A transition from per-gallon fuel taxes to a mileage-based user fee system should be considered as a strategy to ensure adequate road funding for Michigan’s future. This shift would apply to both gasoline taxes and diesel taxes. The objective should be not only to replace the former fuel tax revenue but also to remedy a number of other fuel tax shortcomings: their lack of transparency, lack of accountability of road providers to road users, and the fact that the current fuel tax works less like a user fee and more like just a conventional tax. The transition should focus on the benefits of improving Michigan’s aging and ailing highways as critically important to the state’s economic competitiveness.
The shift from fuel taxes to per-mile charges should be gradual. The best place to start is with the limited-access highways, such as Interstates and other urban freeways. They could be converted to the MBUF system as a way to finance their reconstruction and modernization, via issuing revenue bonds based on the projected user-fee revenues. The charges would be collected using a system such as the widely used and accepted E-ZPass, which uses prepaid accounts linked to windshield-mounted transponders in most cases. Customers would receive rebates based on the estimated fuel taxes they paid for the miles driven on roads using a MBUF. This would demonstrate that MBUFs are to be the replacement for fuel taxes, not an additional charge.

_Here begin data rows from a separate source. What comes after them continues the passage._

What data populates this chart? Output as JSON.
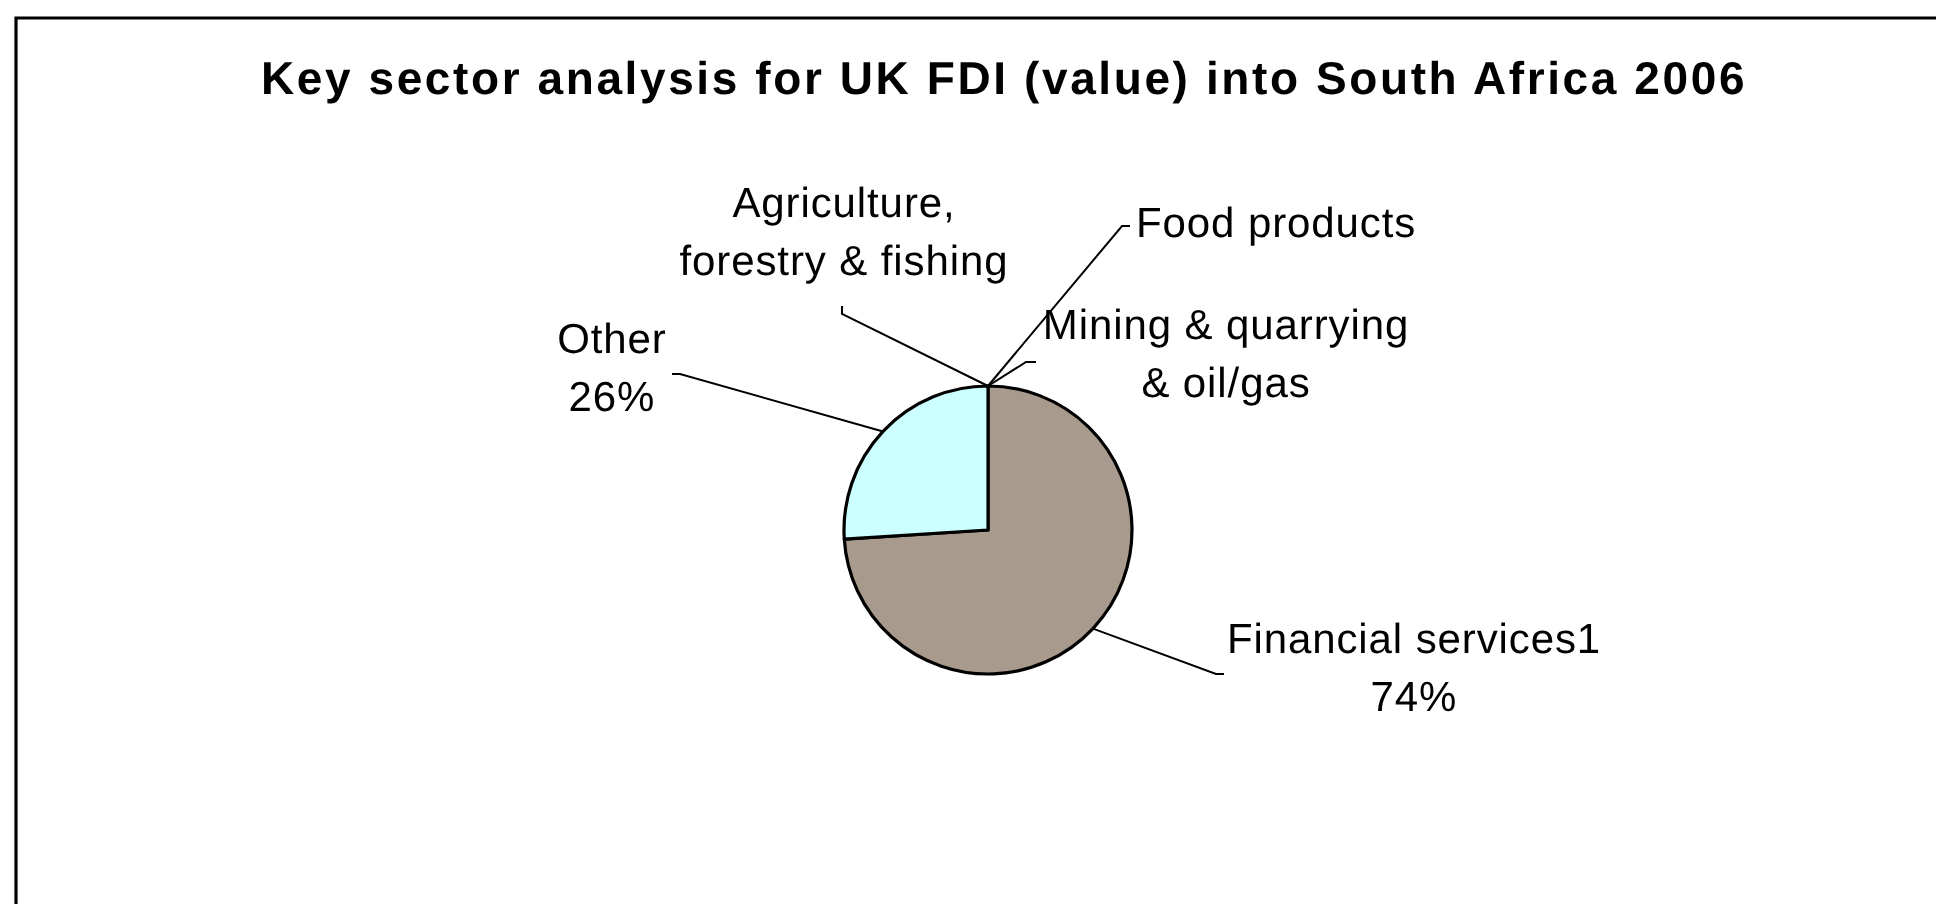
{
  "chart_data": {
    "type": "pie",
    "title": "Key sector analysis for UK FDI (value) into South Africa 2006",
    "categories": [
      "Agriculture, forestry & fishing",
      "Food products",
      "Mining & quarrying & oil/gas",
      "Financial services1",
      "Other"
    ],
    "values": [
      0,
      0,
      0,
      74,
      26
    ],
    "colors": [
      null,
      null,
      null,
      "#a89a8c",
      "#ccffff"
    ],
    "value_labels": [
      null,
      null,
      null,
      "74%",
      "26%"
    ]
  }
}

Converting the limited-access highways first would avoid many of the problems likely to be encountered by the pioneer states that attempt to convert all roads to MBUFs at the same time. Converting limited-access roads first would enable MDOT to avoid having to use decreasing fuel tax revenues for the very important tasks of rebuilding and then maintaining its Interstates and freeways. Over the next decade or two, MDOT could use most of its gas tax revenue on non-limited-access state and county roads, to bring them up to a state of good repair.
By temporarily deferring conversion of these other roads to per-mile charges, Michigan could learn from the successes and failures of other states, as they use current MBUF technologies to convert all their roads. A decade or two from now, there will likely be better technologies and processes available for recording and reporting miles driven. In addition, much larger numbers of participants in other states should lead to reductions in the unit cost of processing mileage-based transactions.
In the near term, it would be wise for the state Legislature and MDOT to plan for Michigan to take part in one of the federally funded MBUF pilot projects. It would be timely to have such a pilot project under way in the months following the release of the forthcoming MDOT study on toll-financed reconstruction of interstates and other limited-access highways. The pilot project would introduce a cross section of the population (and potentially some elected officials) to the case for transitioning from the gas tax to per-mile charges. It would also support the case for starting the transition with proven technology and the modernization of Michigan’s most important highways.